Charles M. Russell (1864–1926)
Roman Bronze Works
Weapons of the Weak, 1921
Bronze
Amon Carter Museum, Fort Worth, Texas
1961.87
Roman Bronze Works
Weapons of the Weak, 1921
Bronze
Amon Carter Museum, Fort Worth, Texas
1961.87
Nancy Russell once described the subject of this work: “The mother bear with her two cubs has climbed up to a wobbly rock to safety. The cubs are holding on to their mother as they watch a porcupine go by. One can fairly hear the mountain mother tell her children to be quiet until the little enemy with his sharp needles passes by. The ’porky’ is small and all the other animals respect his armor.” In 1922, the same year that this bronze was first exhibited, the popular naturalist Enos A. Mills published an eyewitness account of a grizzly mother’s devotion.

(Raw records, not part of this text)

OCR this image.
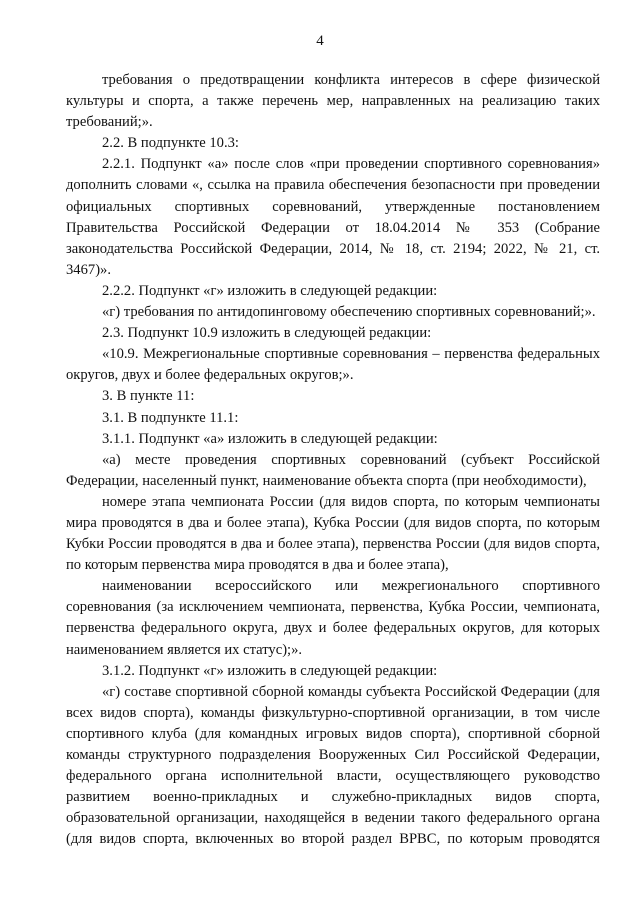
4

требования о предотвращении конфликта интересов в сфере физической культуры и спорта, а также перечень мер, направленных на реализацию таких требований;».

2.2. В подпункте 10.3:

2.2.1. Подпункт «а» после слов «при проведении спортивного соревнования» дополнить словами «, ссылка на правила обеспечения безопасности при проведении официальных спортивных соревнований, утвержденные постановлением Правительства Российской Федерации от 18.04.2014 № 353 (Собрание законодательства Российской Федерации, 2014, № 18, ст. 2194; 2022, № 21, ст. 3467)».

2.2.2. Подпункт «г» изложить в следующей редакции:

«г) требования по антидопинговому обеспечению спортивных соревнований;».

2.3. Подпункт 10.9 изложить в следующей редакции:

«10.9. Межрегиональные спортивные соревнования – первенства федеральных округов, двух и более федеральных округов;».

3. В пункте 11:

3.1. В подпункте 11.1:

3.1.1. Подпункт «а» изложить в следующей редакции:

«а) месте проведения спортивных соревнований (субъект Российской Федерации, населенный пункт, наименование объекта спорта (при необходимости),

номере этапа чемпионата России (для видов спорта, по которым чемпионаты мира проводятся в два и более этапа), Кубка России (для видов спорта, по которым Кубки России проводятся в два и более этапа), первенства России (для видов спорта, по которым первенства мира проводятся в два и более этапа),

наименовании всероссийского или межрегионального спортивного соревнования (за исключением чемпионата, первенства, Кубка России, чемпионата, первенства федерального округа, двух и более федеральных округов, для которых наименованием является их статус);».

3.1.2. Подпункт «г» изложить в следующей редакции:

«г) составе спортивной сборной команды субъекта Российской Федерации (для всех видов спорта), команды физкультурно-спортивной организации, в том числе спортивного клуба (для командных игровых видов спорта), спортивной сборной команды структурного подразделения Вооруженных Сил Российской Федерации, федерального органа исполнительной власти, осуществляющего руководство развитием военно-прикладных и служебно-прикладных видов спорта, образовательной организации, находящейся в ведении такого федерального органа (для видов спорта, включенных во второй раздел ВРВС, по которым проводятся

His story described a mother bear who led a group of hunters and dogs away from her two cubs, only to return to find that her offspring had been swept away by a rocky avalanche. Mills’ descriptions of the bear’s frantic search and subsequent discovery of her two cubs—one dead, one alive—was infused with the same kind of human allusion as in Russell’s sculpture.
Russell exhibited the model for this bronze in Los Angeles in March 1921, and the first bronze cast was exhibited in the same gallery just one year later, when it was sold to a Pittsburgh collector for $225. By 1930 the bronze was selling for $300, and it was exhibited and sold through many outlets, including Tiffany’s in New York. As an artistic composition, the bronze is successful because Russell skillfully arranged the figures in a tight and dynamic pose that seems to suggest the tension of the moment. The bronze on display here was the only copy listed in the inventory of Nancy Russell’s estate. The inventory also listed two plaster models of the subject, and these were later used to make a small number of unauthorized casts bearing the mark of the Nelli Art Bronze Works in Los Angeles.